8.8.       Notices . Any notice required or permitted to be given under the terms of this Agreement shall be sufficient if in writing and if sent postage prepaid by United States registered or certified mail, return receipt requested; by hand delivery; by Federal Express or other reputable national overnight courier service; or by confirmed telecopy (facsimile), to the designated representatives of the parties (or such other person as subsequently designated by the parties hereto in writing) at the addresses set forth on the first page of this Agreement or such other address as may be subsequently designated by the parties hereto from time to time by giving the other party written notice of the change.

8.9.       Governing Law; Forum . This Agreement will be interpreted, construed and enforced in all respects in accordance with the laws of the State of Alabama without regard to its rules relating to choice of law. Each party hereby irrevocably consents to the jurisdiction and venue of the federal, state and local courts located in Florence, Alabama in connection with any action arising out of or in connection with this Agreement or any of the transactions under this Agreement.

8.10.    Remedies; Equitable and Injunctive Relief . In the event of any breach of or default under this Agreement by one party, the other party may suffer irreparable harm and have no adequate remedy at law.
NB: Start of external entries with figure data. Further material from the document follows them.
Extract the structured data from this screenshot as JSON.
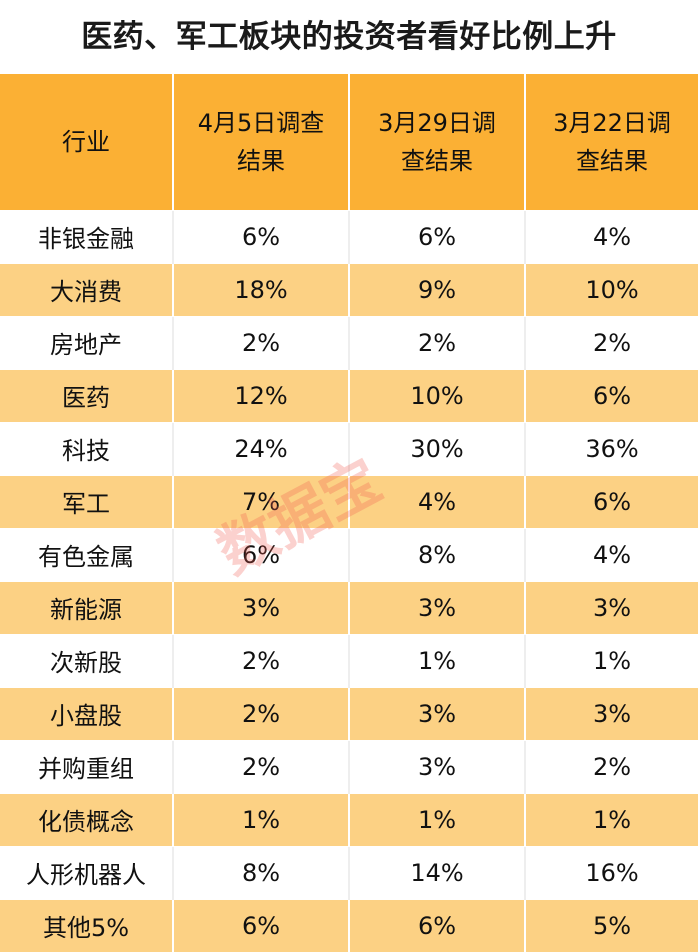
{
  "title": "医药、军工板块的投资者看好比例上升",
  "headers": [
    "行业",
    "4月5日调查结果",
    "3月29日调查结果",
    "3月22日调查结果"
  ],
  "rows": [
    [
      "非银金融",
      "6%",
      "6%",
      "4%"
    ],
    [
      "大消费",
      "18%",
      "9%",
      "10%"
    ],
    [
      "房地产",
      "2%",
      "2%",
      "2%"
    ],
    [
      "医药",
      "12%",
      "10%",
      "6%"
    ],
    [
      "科技",
      "24%",
      "30%",
      "36%"
    ],
    [
      "军工",
      "7%",
      "4%",
      "6%"
    ],
    [
      "有色金属",
      "6%",
      "8%",
      "4%"
    ],
    [
      "新能源",
      "3%",
      "3%",
      "3%"
    ],
    [
      "次新股",
      "2%",
      "1%",
      "1%"
    ],
    [
      "小盘股",
      "2%",
      "3%",
      "3%"
    ],
    [
      "并购重组",
      "2%",
      "3%",
      "2%"
    ],
    [
      "化债概念",
      "1%",
      "1%",
      "1%"
    ],
    [
      "人形机器人",
      "8%",
      "14%",
      "16%"
    ],
    [
      "其他5%",
      "6%",
      "6%",
      "5%"
    ]
  ],
  "watermark": "数据宝",
  "colors": {
    "header_bg": "#fbb034",
    "stripe_bg": "#fcd184",
    "watermark": "#f05a50"
  }
}
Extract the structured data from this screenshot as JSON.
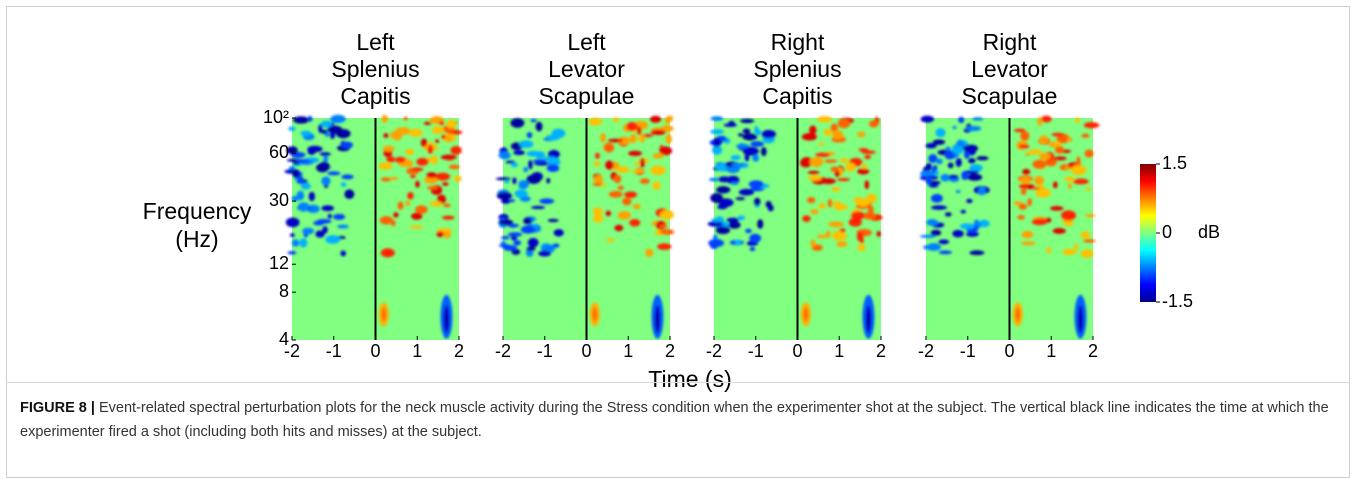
{
  "figure": {
    "panels": [
      {
        "title": [
          "Left",
          "Splenius",
          "Capitis"
        ]
      },
      {
        "title": [
          "Left",
          "Levator",
          "Scapulae"
        ]
      },
      {
        "title": [
          "Right",
          "Splenius",
          "Capitis"
        ]
      },
      {
        "title": [
          "Right",
          "Levator",
          "Scapulae"
        ]
      }
    ],
    "y_label": [
      "Frequency",
      "(Hz)"
    ],
    "x_label": "Time (s)",
    "log_y": true,
    "ylim": [
      4,
      100
    ],
    "yticks": [
      4,
      8,
      12,
      30,
      60,
      {
        "value": 100,
        "label": "10²"
      }
    ],
    "xlim": [
      -2,
      2
    ],
    "xticks": [
      -2,
      -1,
      0,
      1,
      2
    ],
    "event_time": 0,
    "colorbar": {
      "lim": [
        -1.5,
        1.5
      ],
      "ticks": [
        -1.5,
        0,
        1.5
      ],
      "unit": "dB"
    },
    "caption": {
      "label": "FIGURE 8 |",
      "text": "Event-related spectral perturbation plots for the neck muscle activity during the Stress condition when the experimenter shot at the subject. The vertical black line indicates the time at which the experimenter fired a shot (including both hits and misses) at the subject."
    }
  }
}
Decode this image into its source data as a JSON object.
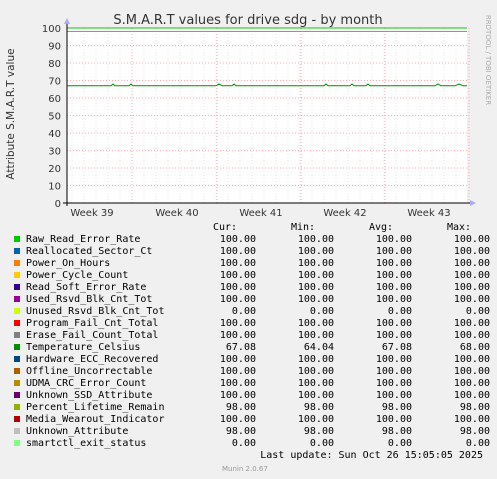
{
  "chart_data": {
    "type": "line",
    "title": "S.M.A.R.T values for drive sdg - by month",
    "ylabel": "Attribute S.M.A.R.T value",
    "watermark": "RRDTOOL / TOBI OETIKER",
    "ylim": [
      0,
      100
    ],
    "yticks": [
      0,
      10,
      20,
      30,
      40,
      50,
      60,
      70,
      80,
      90,
      100
    ],
    "xticks": [
      "Week 39",
      "Week 40",
      "Week 41",
      "Week 42",
      "Week 43"
    ],
    "grid": true,
    "series": [
      {
        "name": "Raw_Read_Error_Rate",
        "color": "#00cc00",
        "cur": "100.00",
        "min": "100.00",
        "avg": "100.00",
        "max": "100.00"
      },
      {
        "name": "Reallocated_Sector_Ct",
        "color": "#0066b3",
        "cur": "100.00",
        "min": "100.00",
        "avg": "100.00",
        "max": "100.00"
      },
      {
        "name": "Power_On_Hours",
        "color": "#ff8000",
        "cur": "100.00",
        "min": "100.00",
        "avg": "100.00",
        "max": "100.00"
      },
      {
        "name": "Power_Cycle_Count",
        "color": "#ffcc00",
        "cur": "100.00",
        "min": "100.00",
        "avg": "100.00",
        "max": "100.00"
      },
      {
        "name": "Read_Soft_Error_Rate",
        "color": "#330099",
        "cur": "100.00",
        "min": "100.00",
        "avg": "100.00",
        "max": "100.00"
      },
      {
        "name": "Used_Rsvd_Blk_Cnt_Tot",
        "color": "#990099",
        "cur": "100.00",
        "min": "100.00",
        "avg": "100.00",
        "max": "100.00"
      },
      {
        "name": "Unused_Rsvd_Blk_Cnt_Tot",
        "color": "#ccff00",
        "cur": "0.00",
        "min": "0.00",
        "avg": "0.00",
        "max": "0.00"
      },
      {
        "name": "Program_Fail_Cnt_Total",
        "color": "#ff0000",
        "cur": "100.00",
        "min": "100.00",
        "avg": "100.00",
        "max": "100.00"
      },
      {
        "name": "Erase_Fail_Count_Total",
        "color": "#808080",
        "cur": "100.00",
        "min": "100.00",
        "avg": "100.00",
        "max": "100.00"
      },
      {
        "name": "Temperature_Celsius",
        "color": "#008f00",
        "cur": "67.08",
        "min": "64.04",
        "avg": "67.08",
        "max": "68.00"
      },
      {
        "name": "Hardware_ECC_Recovered",
        "color": "#00487d",
        "cur": "100.00",
        "min": "100.00",
        "avg": "100.00",
        "max": "100.00"
      },
      {
        "name": "Offline_Uncorrectable",
        "color": "#b35a00",
        "cur": "100.00",
        "min": "100.00",
        "avg": "100.00",
        "max": "100.00"
      },
      {
        "name": "UDMA_CRC_Error_Count",
        "color": "#b38f00",
        "cur": "100.00",
        "min": "100.00",
        "avg": "100.00",
        "max": "100.00"
      },
      {
        "name": "Unknown_SSD_Attribute",
        "color": "#6b006b",
        "cur": "100.00",
        "min": "100.00",
        "avg": "100.00",
        "max": "100.00"
      },
      {
        "name": "Percent_Lifetime_Remain",
        "color": "#8fb300",
        "cur": "98.00",
        "min": "98.00",
        "avg": "98.00",
        "max": "98.00"
      },
      {
        "name": "Media_Wearout_Indicator",
        "color": "#b30000",
        "cur": "100.00",
        "min": "100.00",
        "avg": "100.00",
        "max": "100.00"
      },
      {
        "name": "Unknown_Attribute",
        "color": "#bebebe",
        "cur": "98.00",
        "min": "98.00",
        "avg": "98.00",
        "max": "98.00"
      },
      {
        "name": "smartctl_exit_status",
        "color": "#80ff80",
        "cur": "0.00",
        "min": "0.00",
        "avg": "0.00",
        "max": "0.00"
      }
    ]
  },
  "legend": {
    "headers": {
      "cur": "Cur:",
      "min": "Min:",
      "avg": "Avg:",
      "max": "Max:"
    }
  },
  "footer": {
    "last_update": "Last update: Sun Oct 26 15:05:05 2025",
    "munin": "Munin 2.0.67"
  }
}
In the event of any such breach or default, or any threat of such breach or default, the non-breaching party will be entitled to injunctive relief, specific performance and other equitable relief, without the necessity of showing actual damages or posting a bond or other security. Further, in any legal action or other proceeding in connection with this Agreement (e.g., to recover damages or other relief), the prevailing Party will be entitled to recover, in addition to any other relief to which it may be entitled, its reasonable attorneys’ fees and other costs incurred in that action or proceeding. The rights and remedies of the parties under this Section 8.9 are in addition to, and not in lieu of, any other right or remedy afforded to the parties under any other provision of this Agreement, by law or otherwise.

8.11.    Counterparts . This Agreement may be executed and delivered by facsimile or PDF signature and in two or more counterparts, each of which shall be deemed an original, but all of which together shall constitute one and the same instrument.

8.12.    Headings . The headings of the Sections of this Agreement are inserted for convenience only and shall not affect the meaning or interpretation of this Agreement.

8.13.    Further Assurances . The parties hereto agree to execute and deliver such additional documents, agreements, notices, and other instruments as are reasonably necessary or required to effectuate the intent and purpose of this Agreement.

8.14.    Content Approval . KabelSync agrees to present all content and communication for approval to client prior to its use. Upon written approval by Client, Client is responsible for assuring all communication methods used with KabelSync system is HIPAA compliant and any local, state, federal laws are followed including, but not limited to any text messaging opt in requirements.